Our aim is to help young people recover to help them learn how to play, be successful, gain academic success, feel that they belong and are validated. We want all whom we care for to discover skills and tools which encourage self-reliance, confidence and the ability to fulfil their potential.
“Young people who live in the home have experienced positive outcomes in education – recently a number of GCSEs.” – Ofsted GOOD Warwick House 2017/18
The registered House Manager’s also plan rigorously all transitions. From admissions in to the home with visits, photos, meals and shared activities to the move on from our care. The progression on from our service is a celebration – a recognition of the achievements made as well as attending to the loss felt from long term trusted and valued, safe relationships. We prepare to:
- Ensure that transition planning takes place early.
- Involve all families – where appropriate and key individuals and professionals who can and will support the young person.

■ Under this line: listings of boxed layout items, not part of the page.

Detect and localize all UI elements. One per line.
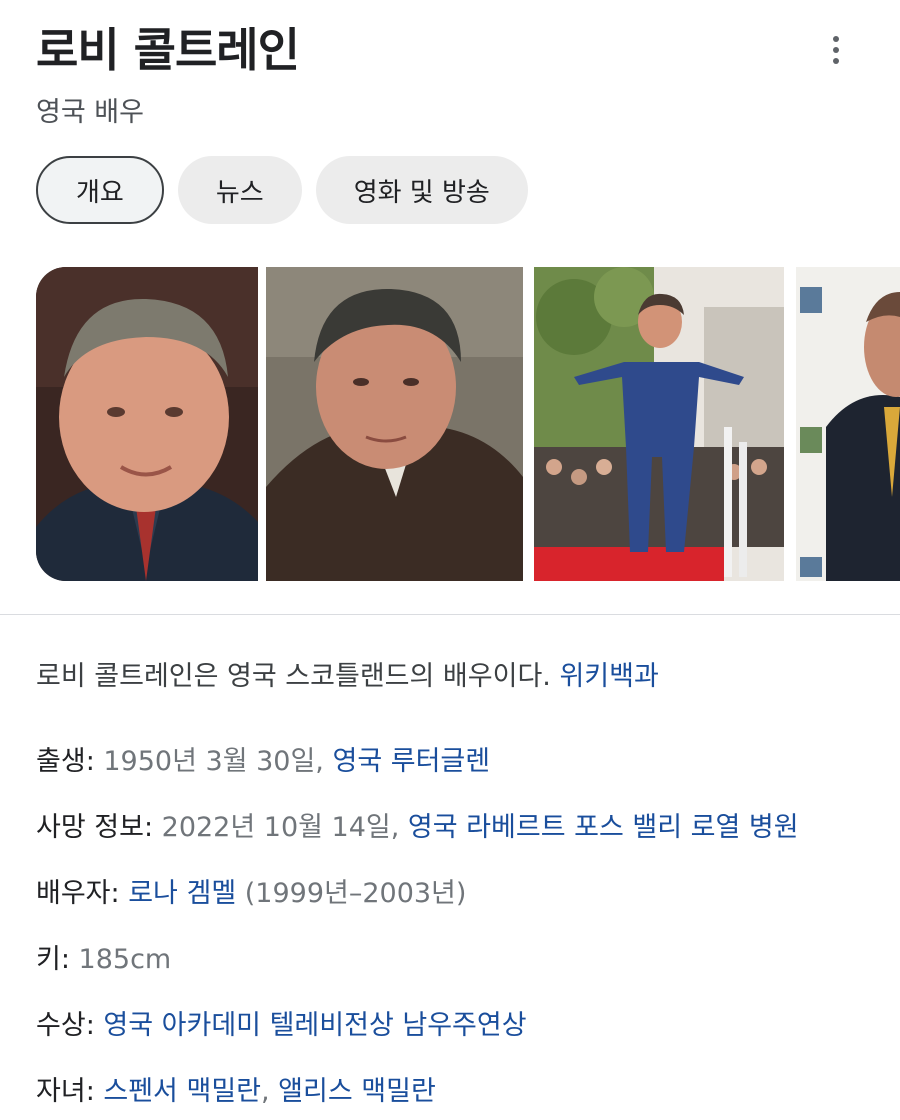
fact-value: 185cm (78, 944, 172, 975)
tab-bar: 개요 뉴스 영화 및 방송 (36, 156, 528, 224)
child-link-1[interactable]: 스펜서 맥밀란 (103, 1076, 261, 1107)
fact-spouse: 배우자: 로나 겜멜 (1999년–2003년) (36, 878, 467, 909)
fact-separator: , (261, 1076, 279, 1107)
more-vert-icon (833, 47, 839, 53)
fact-children: 자녀: 스펜서 맥밀란, 앨리스 맥밀란 (36, 1076, 436, 1107)
fact-label: 배우자 (36, 878, 111, 909)
fact-label: 자녀 (36, 1076, 86, 1107)
spouse-link[interactable]: 로나 겜멜 (128, 878, 236, 909)
page-title: 로비 콜트레인 (36, 23, 300, 77)
description: 로비 콜트레인은 영국 스코틀랜드의 배우이다. 위키백과 (36, 654, 659, 693)
photo-event[interactable] (796, 267, 900, 581)
fact-born: 출생: 1950년 3월 30일, 영국 루터글렌 (36, 746, 491, 777)
photo-portrait-1[interactable] (36, 267, 258, 581)
photo-red-carpet[interactable] (534, 267, 784, 581)
more-vert-icon (833, 58, 839, 64)
photo-portrait-2[interactable] (266, 267, 523, 581)
image-gallery (36, 267, 900, 581)
section-divider (0, 614, 900, 615)
fact-death: 사망 정보: 2022년 10월 14일, 영국 라베르트 포스 밸리 로열 병… (36, 812, 799, 843)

- utilise local agencies at an early stage and encourage young people to source community based support.
- Make young people aware of how to access support in the area local to their next placement – home, foster care, semi-independent living, either locally or in the home area.
Moving on towards independent living is supported by involving young people in existing Support Services: Health professionals, Education Links, Mental Health Services, Local Area Charities and Support Services, Local Area Voluntary Organisations, Local and National Children’s/Young Persons Charities and Services
“Healthcare is a real strength of this service. The organisation employs a dedicated professional who ensures that any physical or emotional health needs are prioritised and met. She liaises with specialist services, ensures that medication arrangements are robustly administrated, and regularly reviews and revises healthcare plans. She also provides training and support to staff in order to promote healthy eating and good physical health. She has been instrumental in ensuring that one young person has had specialist assessments designed to aid his neurological development.” – Ofsted GOOD Woodend 2017/18
Working with vulnerable young people requires thorough and ongoing assessment of individual and group needs and safety. Special attention is given to any risk factors and the safety of the young people in conjunction with other staff members, outside agencies involved in their care and alerting the relevant services where risk is indicated.
“Transitions are exceptionally well managed. Leaders and staff take time to understand the needs of young people prior to them being placed at or leaving the home.” – Ofsted OUTSTANDING Kenilworth House 2017/18.